Avec son nouveau budget, le gouvernement britannique espère défier la courbe de Laffer
Pour l’effet de surprise, c’est raté. Peu avant de monter à la tribune du Parlement le 26 novembre, Rachel Reeves a découvert que le budget qu’elle s’apprêtait à dévoiler avait fuité. Sa copie évoque tristement les débats qui agitent aussi la France : un an après avoir alourdi les impôts de 40 milliards de livres, la chancelière de l’Echiquier a annoncé une nouvelle hausse de 26 milliards d’ici 2029-2030.
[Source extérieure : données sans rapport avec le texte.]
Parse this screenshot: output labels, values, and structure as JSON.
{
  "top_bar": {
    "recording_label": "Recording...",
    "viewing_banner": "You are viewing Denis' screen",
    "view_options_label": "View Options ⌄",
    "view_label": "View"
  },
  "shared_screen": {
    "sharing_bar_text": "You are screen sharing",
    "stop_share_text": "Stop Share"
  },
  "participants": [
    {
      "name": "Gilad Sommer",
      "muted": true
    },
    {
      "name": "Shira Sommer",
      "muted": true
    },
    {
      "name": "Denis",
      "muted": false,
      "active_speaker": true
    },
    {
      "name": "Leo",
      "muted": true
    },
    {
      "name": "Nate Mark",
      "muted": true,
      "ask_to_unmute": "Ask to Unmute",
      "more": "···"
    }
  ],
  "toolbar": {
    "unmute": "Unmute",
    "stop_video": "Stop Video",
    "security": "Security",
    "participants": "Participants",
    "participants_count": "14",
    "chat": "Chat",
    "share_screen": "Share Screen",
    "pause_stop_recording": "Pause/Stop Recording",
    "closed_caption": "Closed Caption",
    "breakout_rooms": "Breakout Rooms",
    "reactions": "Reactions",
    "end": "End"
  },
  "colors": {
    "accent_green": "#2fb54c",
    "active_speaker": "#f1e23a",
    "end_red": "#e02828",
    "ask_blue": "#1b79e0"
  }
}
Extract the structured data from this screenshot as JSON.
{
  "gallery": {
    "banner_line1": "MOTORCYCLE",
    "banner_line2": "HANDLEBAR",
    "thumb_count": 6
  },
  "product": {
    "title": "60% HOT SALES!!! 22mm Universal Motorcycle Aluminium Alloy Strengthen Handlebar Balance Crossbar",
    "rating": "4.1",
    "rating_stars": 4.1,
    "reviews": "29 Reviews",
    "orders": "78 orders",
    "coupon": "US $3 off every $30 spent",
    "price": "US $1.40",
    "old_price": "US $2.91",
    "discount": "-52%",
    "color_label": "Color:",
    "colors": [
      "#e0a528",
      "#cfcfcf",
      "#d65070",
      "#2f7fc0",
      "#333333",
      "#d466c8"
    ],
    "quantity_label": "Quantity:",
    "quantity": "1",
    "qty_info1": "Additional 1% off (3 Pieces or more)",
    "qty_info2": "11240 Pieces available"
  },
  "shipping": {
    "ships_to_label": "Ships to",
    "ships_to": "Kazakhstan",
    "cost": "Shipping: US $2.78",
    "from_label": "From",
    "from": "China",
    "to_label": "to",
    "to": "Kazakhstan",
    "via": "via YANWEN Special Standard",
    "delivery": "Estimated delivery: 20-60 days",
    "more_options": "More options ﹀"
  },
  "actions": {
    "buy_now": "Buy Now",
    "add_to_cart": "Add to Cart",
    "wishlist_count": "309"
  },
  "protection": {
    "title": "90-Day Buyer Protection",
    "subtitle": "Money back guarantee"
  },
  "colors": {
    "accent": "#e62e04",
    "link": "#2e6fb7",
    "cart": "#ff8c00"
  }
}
Pour assainir les comptes, l’ancienne économiste de la Banque d’Angleterre a donc encore opté pour une augmentation des recettes, au détriment d’une rationalisation des dépenses. Pire, elle propose même de nouvelles aides énergétiques et un coup de pouce au salaire minimum. En contrepartie, le budget prévoit un gel des seuils de l’impôt sur le revenu. Les dividendes, l’épargne, ou encore l’immobilier de haute valeur sont aussi dans le viseur. Résultat : les recettes fiscales pourraient atteindre un niveau inédit, à 38 % du PIB d’ici 2030-2031.
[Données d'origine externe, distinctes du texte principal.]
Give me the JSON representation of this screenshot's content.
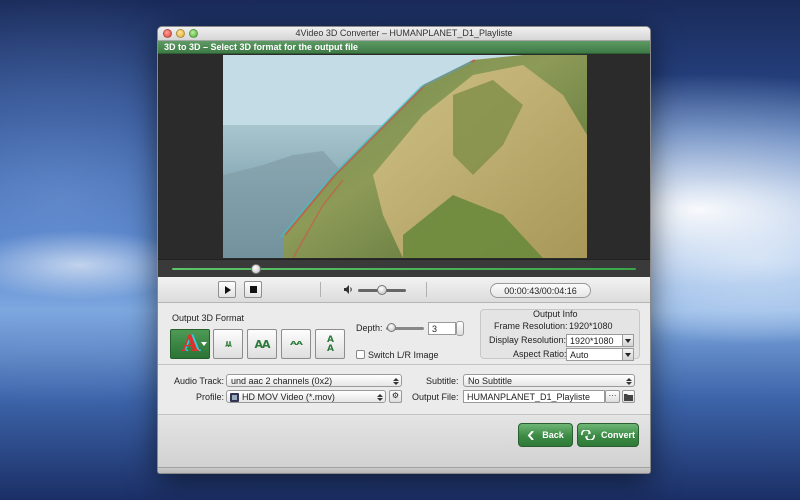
{
  "window": {
    "title": "4Video 3D Converter – HUMANPLANET_D1_Playliste"
  },
  "step": {
    "text": "3D to 3D – Select 3D format for the output file"
  },
  "playback": {
    "time": "00:00:43/00:04:16",
    "progress_fraction": 0.18,
    "volume_fraction": 0.5
  },
  "format": {
    "heading": "Output 3D Format",
    "buttons": [
      {
        "glyph": "A"
      },
      {
        "glyph": "AA"
      },
      {
        "glyph": "AA"
      },
      {
        "glyph": "AA"
      },
      {
        "glyph": "AA"
      }
    ],
    "depth_label": "Depth:",
    "depth_value": "3",
    "switch_label": "Switch L/R Image",
    "switch_checked": false
  },
  "output_info": {
    "heading": "Output Info",
    "frame_res_label": "Frame Resolution:",
    "frame_res_value": "1920*1080",
    "display_res_label": "Display Resolution:",
    "display_res_value": "1920*1080",
    "aspect_label": "Aspect Ratio:",
    "aspect_value": "Auto"
  },
  "output": {
    "audio_label": "Audio Track:",
    "audio_value": "und aac 2 channels (0x2)",
    "profile_label": "Profile:",
    "profile_value": "HD MOV Video (*.mov)",
    "subtitle_label": "Subtitle:",
    "subtitle_value": "No Subtitle",
    "output_file_label": "Output File:",
    "output_file_value": "HUMANPLANET_D1_Playliste",
    "browse_label": "···"
  },
  "actions": {
    "back_label": "Back",
    "convert_label": "Convert"
  },
  "icons": {
    "play": "play-icon",
    "stop": "stop-icon",
    "volume": "speaker-icon",
    "folder": "folder-icon",
    "settings": "gear-icon"
  }
}
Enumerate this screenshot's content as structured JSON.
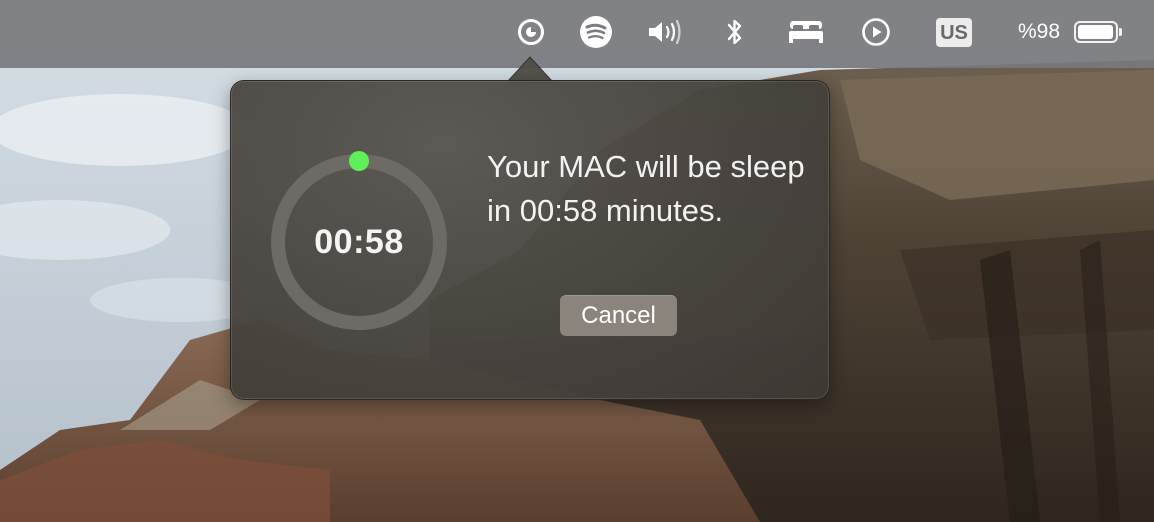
{
  "menubar": {
    "icons": {
      "timer": "timer-icon",
      "spotify": "spotify-icon",
      "volume": "volume-icon",
      "bluetooth": "bluetooth-icon",
      "sleep": "bed-icon",
      "play": "play-icon",
      "battery": "battery-icon"
    },
    "input_source": "US",
    "battery_text": "%98",
    "battery_level": 0.98
  },
  "popover": {
    "countdown": "00:58",
    "message": "Your MAC will be sleep in 00:58 minutes.",
    "cancel_label": "Cancel",
    "ring_progress": 0.0,
    "colors": {
      "indicator": "#5ef05a",
      "ring_track": "#6e6a66",
      "button": "#8a847d"
    }
  }
}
Le hic : "Ces nouveaux impôts ont un effet de distorsion qui affaiblit l’attractivité du pays et limite donc la croissance potentielle, déplore Raphaël Gallardo, chef économiste de Carmignac. In fine, ce budget fait passer le Royaume-Uni au-delà de l’optimum de la courbe de Laffer". Ce modèle en forme de U, qui continue à susciter des débats, est souvent résumé par l’aphorisme "trop d’impôt tue l’impôt". Il a été formulé par l’économiste américain Arthur Laffer sur un coin de table en 1974. En clair, il énonce qu’une augmentation de la fiscalité conduit, à terme, à une baisse des recettes, les individus surtaxés étant découragés de travailler davantage ou incités à l’évasion fiscale.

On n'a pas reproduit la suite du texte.